Día de verano


El sol aprieta, alrededor todo es amarillo y quema, el trigo segado araña mis piernas desnudas, No debo quejarme, ya sé que la felicidad siempre duele. Sigo adelante. Allá lejos, demasiado lejos para una niña de cinco años, está el río Corbones.

La orilla izquierda apenas cubre mis pies doloridos, los guijarros se clavan en mis sandalias de goma, nada importa, es maravilloso chapotear en el agua cristalina, empaparme poco a poco; mi madre me grita que tenga cuidado, no le gusta que el agua le salpique.
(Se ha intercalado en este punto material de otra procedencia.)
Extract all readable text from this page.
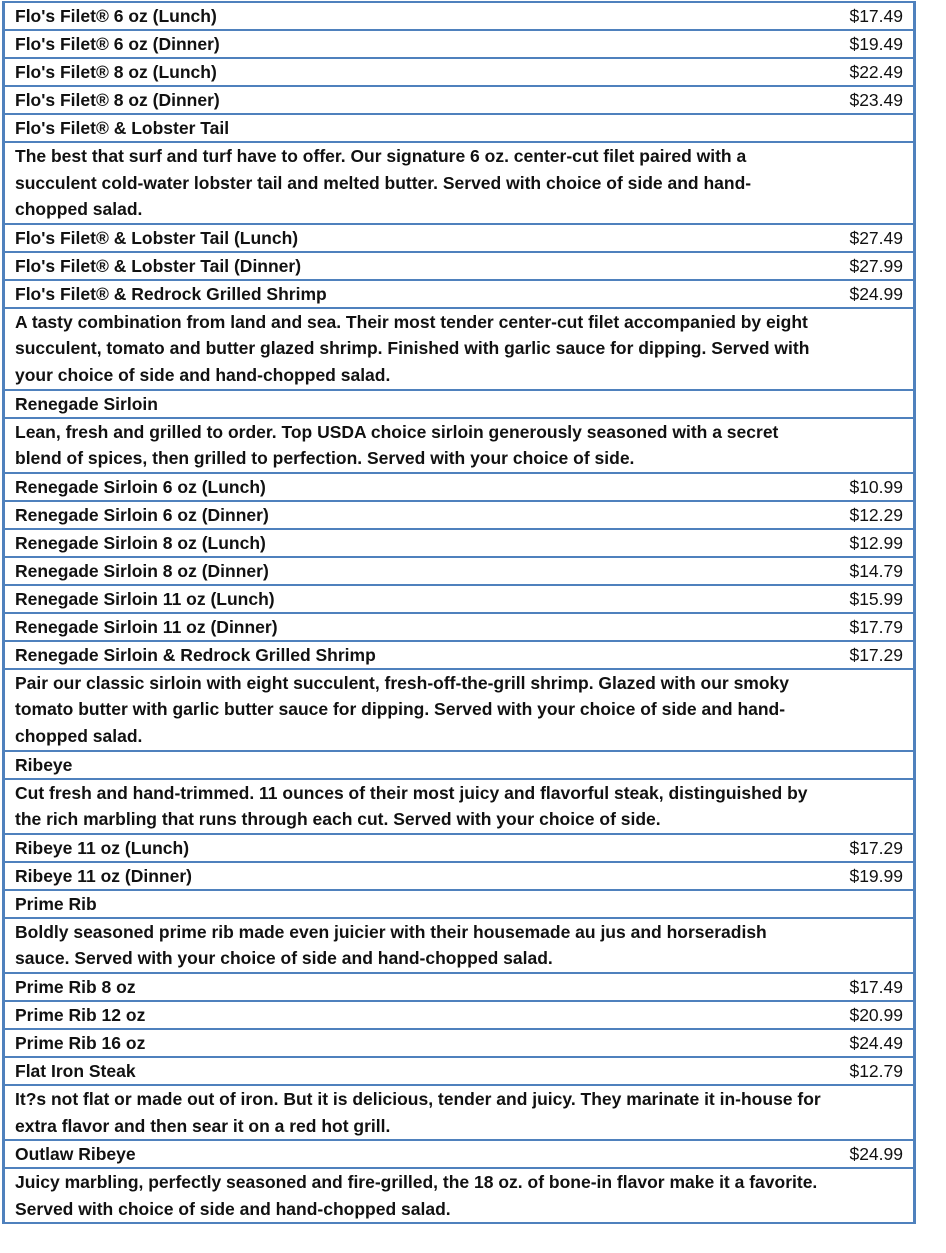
Flo's Filet® 6 oz (Lunch)	$17.49
Flo's Filet® 6 oz (Dinner)	$19.49
Flo's Filet® 8 oz (Lunch)	$22.49
Flo's Filet® 8 oz (Dinner)	$23.49
Flo's Filet® & Lobster Tail	
The best that surf and turf have to offer. Our signature 6 oz. center-cut filet paired with a succulent cold-water lobster tail and melted butter. Served with choice of side and hand-chopped salad.	
Flo's Filet® & Lobster Tail (Lunch)	$27.49
Flo's Filet® & Lobster Tail (Dinner)	$27.99
Flo's Filet® & Redrock Grilled Shrimp	$24.99
A tasty combination from land and sea. Their most tender center-cut filet accompanied by eight succulent, tomato and butter glazed shrimp. Finished with garlic sauce for dipping. Served with your choice of side and hand-chopped salad.	
Renegade Sirloin	
Lean, fresh and grilled to order. Top USDA choice sirloin generously seasoned with a secret blend of spices, then grilled to perfection. Served with your choice of side.	
Renegade Sirloin 6 oz (Lunch)	$10.99
Renegade Sirloin 6 oz (Dinner)	$12.29
Renegade Sirloin 8 oz (Lunch)	$12.99
Renegade Sirloin 8 oz (Dinner)	$14.79
Renegade Sirloin 11 oz (Lunch)	$15.99
Renegade Sirloin 11 oz (Dinner)	$17.79
Renegade Sirloin & Redrock Grilled Shrimp	$17.29
Pair our classic sirloin with eight succulent, fresh-off-the-grill shrimp. Glazed with our smoky tomato butter with garlic butter sauce for dipping. Served with your choice of side and hand-chopped salad.	
Ribeye	
Cut fresh and hand-trimmed. 11 ounces of their most juicy and flavorful steak, distinguished by the rich marbling that runs through each cut. Served with your choice of side.	
Ribeye 11 oz (Lunch)	$17.29
Ribeye 11 oz (Dinner)	$19.99
Prime Rib	
Boldly seasoned prime rib made even juicier with their housemade au jus and horseradish sauce. Served with your choice of side and hand-chopped salad.	
Prime Rib 8 oz	$17.49
Prime Rib 12 oz	$20.99
Prime Rib 16 oz	$24.49
Flat Iron Steak	$12.79
It?s not flat or made out of iron. But it is delicious, tender and juicy. They marinate it in-house for extra flavor and then sear it on a red hot grill.	
Outlaw Ribeye	$24.99
Juicy marbling, perfectly seasoned and fire-grilled, the 18 oz. of bone-in flavor make it a favorite. Served with choice of side and hand-chopped salad.	
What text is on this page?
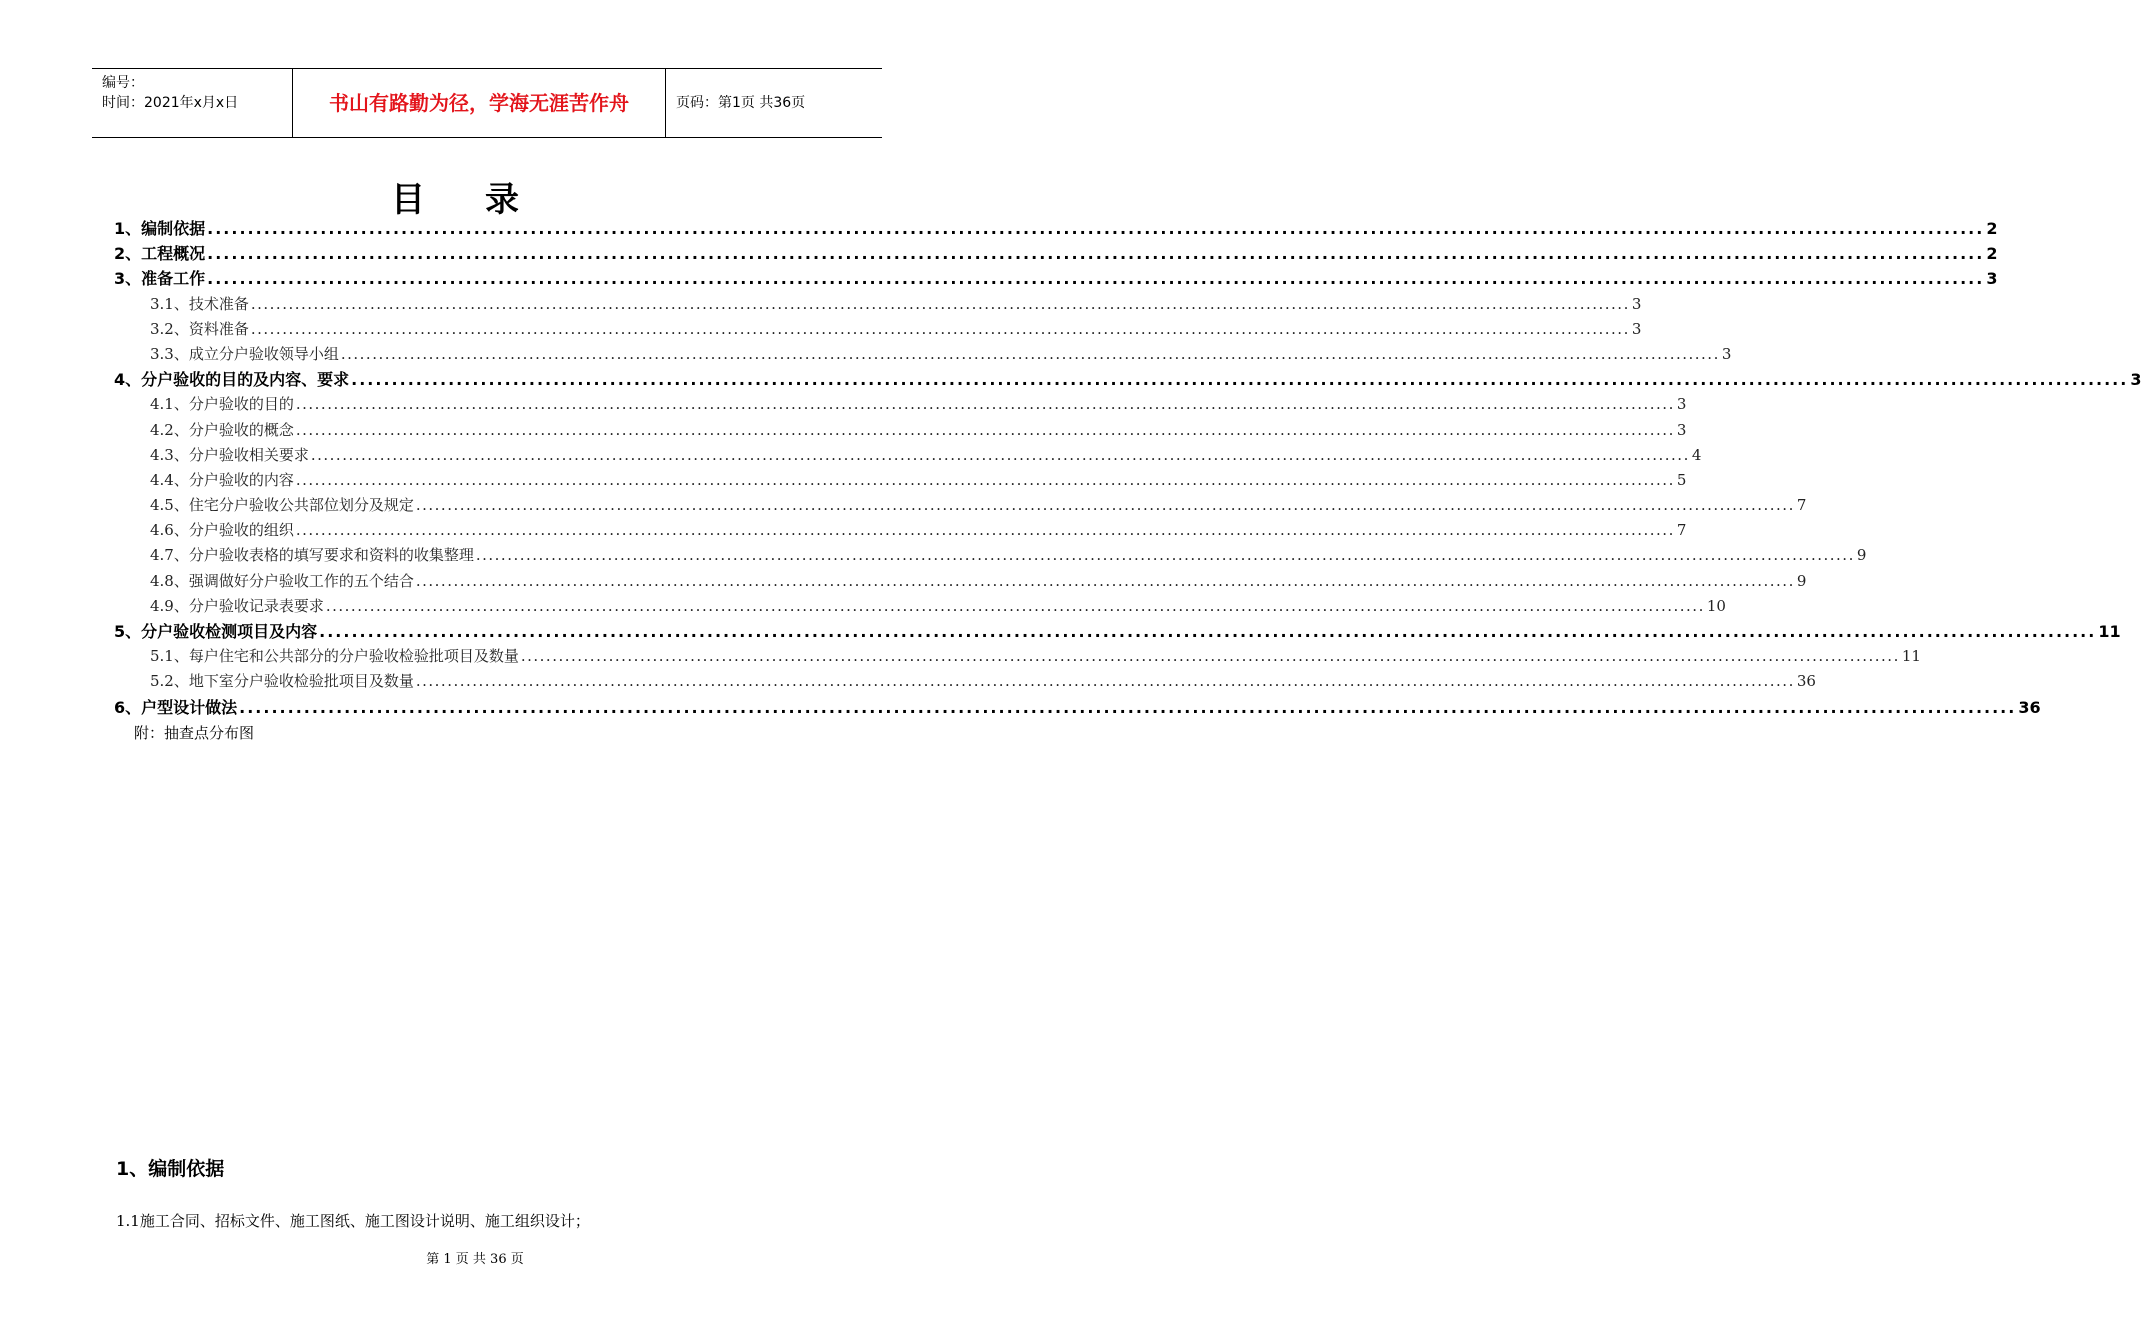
编号：
时间：2021年x月x日	书山有路勤为径，学海无涯苦作舟	页码：第1页 共36页
目录
1、编制依据 ............................................................................................................................................................................................................................ 2
2、工程概况 ............................................................................................................................................................................................................................ 2
3、准备工作 ............................................................................................................................................................................................................................ 3
3.1、技术准备 ............................................................................................................................................................................................................................ 3
3.2、资料准备 ............................................................................................................................................................................................................................ 3
3.3、成立分户验收领导小组 ............................................................................................................................................................................................................................ 3
4、分户验收的目的及内容、要求 ............................................................................................................................................................................................................................ 3
4.1、分户验收的目的 ............................................................................................................................................................................................................................ 3
4.2、分户验收的概念 ............................................................................................................................................................................................................................ 3
4.3、分户验收相关要求 ............................................................................................................................................................................................................................ 4
4.4、分户验收的内容 ............................................................................................................................................................................................................................ 5
4.5、住宅分户验收公共部位划分及规定 ............................................................................................................................................................................................................................ 7
4.6、分户验收的组织 ............................................................................................................................................................................................................................ 7
4.7、分户验收表格的填写要求和资料的收集整理 ............................................................................................................................................................................................................................ 9
4.8、强调做好分户验收工作的五个结合 ............................................................................................................................................................................................................................ 9
4.9、分户验收记录表要求 ............................................................................................................................................................................................................................ 10
5、分户验收检测项目及内容 ............................................................................................................................................................................................................................ 11
5.1、每户住宅和公共部分的分户验收检验批项目及数量 ............................................................................................................................................................................................................................ 11
5.2、地下室分户验收检验批项目及数量 ............................................................................................................................................................................................................................ 36
6、户型设计做法 ............................................................................................................................................................................................................................ 36
附：抽查点分布图
1、编制依据
1.1施工合同、招标文件、施工图纸、施工图设计说明、施工组织设计；
第 1 页 共 36 页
Más tarde, cuando ya se ha adueñado del terreno, se adentra con cautela en el río manso, no más allá de las rodillas, entonces remoja sus brazos y sus piernas y su pelo rizado,  y acaba sentándose en la orilla, conmigo a su lado.

Mis hermanas y mi padre desaparecen nada más llegar. Ellos se bañan en el otro brazo del río: un serpentín estrecho y profundo que les permite tirarse de cabeza una y otra vez. Oímos sus gritos y sus risas, y a mi padre complaciente cada vez que alguna de ellas borda alguna pirueta en el aire; le llena de felicidad el arrojo de mis hermanas, ese que ni mi madre ni yo tenemos.

A nosotras nos basta con nuestra orilla izquierda, hecha a nuestra medida, habitada por multitud de pececillos que se enredan en nuestros pies cosquilleándonos por todos lados.  Los observamos  ir y venir durante mucho tiempo, no sé cuánto, pero acabamos reconociéndolos y bautizándolos. Los de tono rojizo son todos Tomatito, de eso me acuerdo. También están las cuerdas que hay que controlar para que no se las lleve la corriente. Sujetan botes y recipientes que mi madre deposita en el agua para mantener fresca nuestra comida.  Tiramos de ellas con cuidado, comprobamos que todo sigue en orden y volvemos a dejarlas escapar, como pescadoras apenadas de su presa.

El parloteo y las risas de mis hermanas se acercan, el ejercicio les abre el apetito, vienen de vuelta antes de lo esperado, o eso me parece: el tiempo aquí es diferente. Mi madre reparte tortilla de patatas, bocadillos y refrescos, y mi padre cuenta alguna de sus historias. Me gusta tenerlos a todos juntos, diseminados por aquí y por allá, en la orilla izquierda del río que me pertenece, donde me reconozco y habito como uno de mis pececillos.

Poco a poco se hace el silencio, mi madre dormita en su rincón y mis hermanas sueñan, es la hora de la siesta.

Mi padre se levanta y me coge de la mano. Vamos a dar un paseíto tú y yo, me dice bajito. Me siento una princesa, mejor un Tomatito, la rana que no deja de croar a nuestro paso. Llegamos  al cruce del otro río, el de ellos. Nos detenemos antes de subir la cuesta. Mi padre señala a los pinos.

El año que viene me dice con indudable amor, ya habrás crecido lo suficiente y podrás venir con nosotros.

La felicidad, vuelvo a comprobarlo, siempre, siempre duele.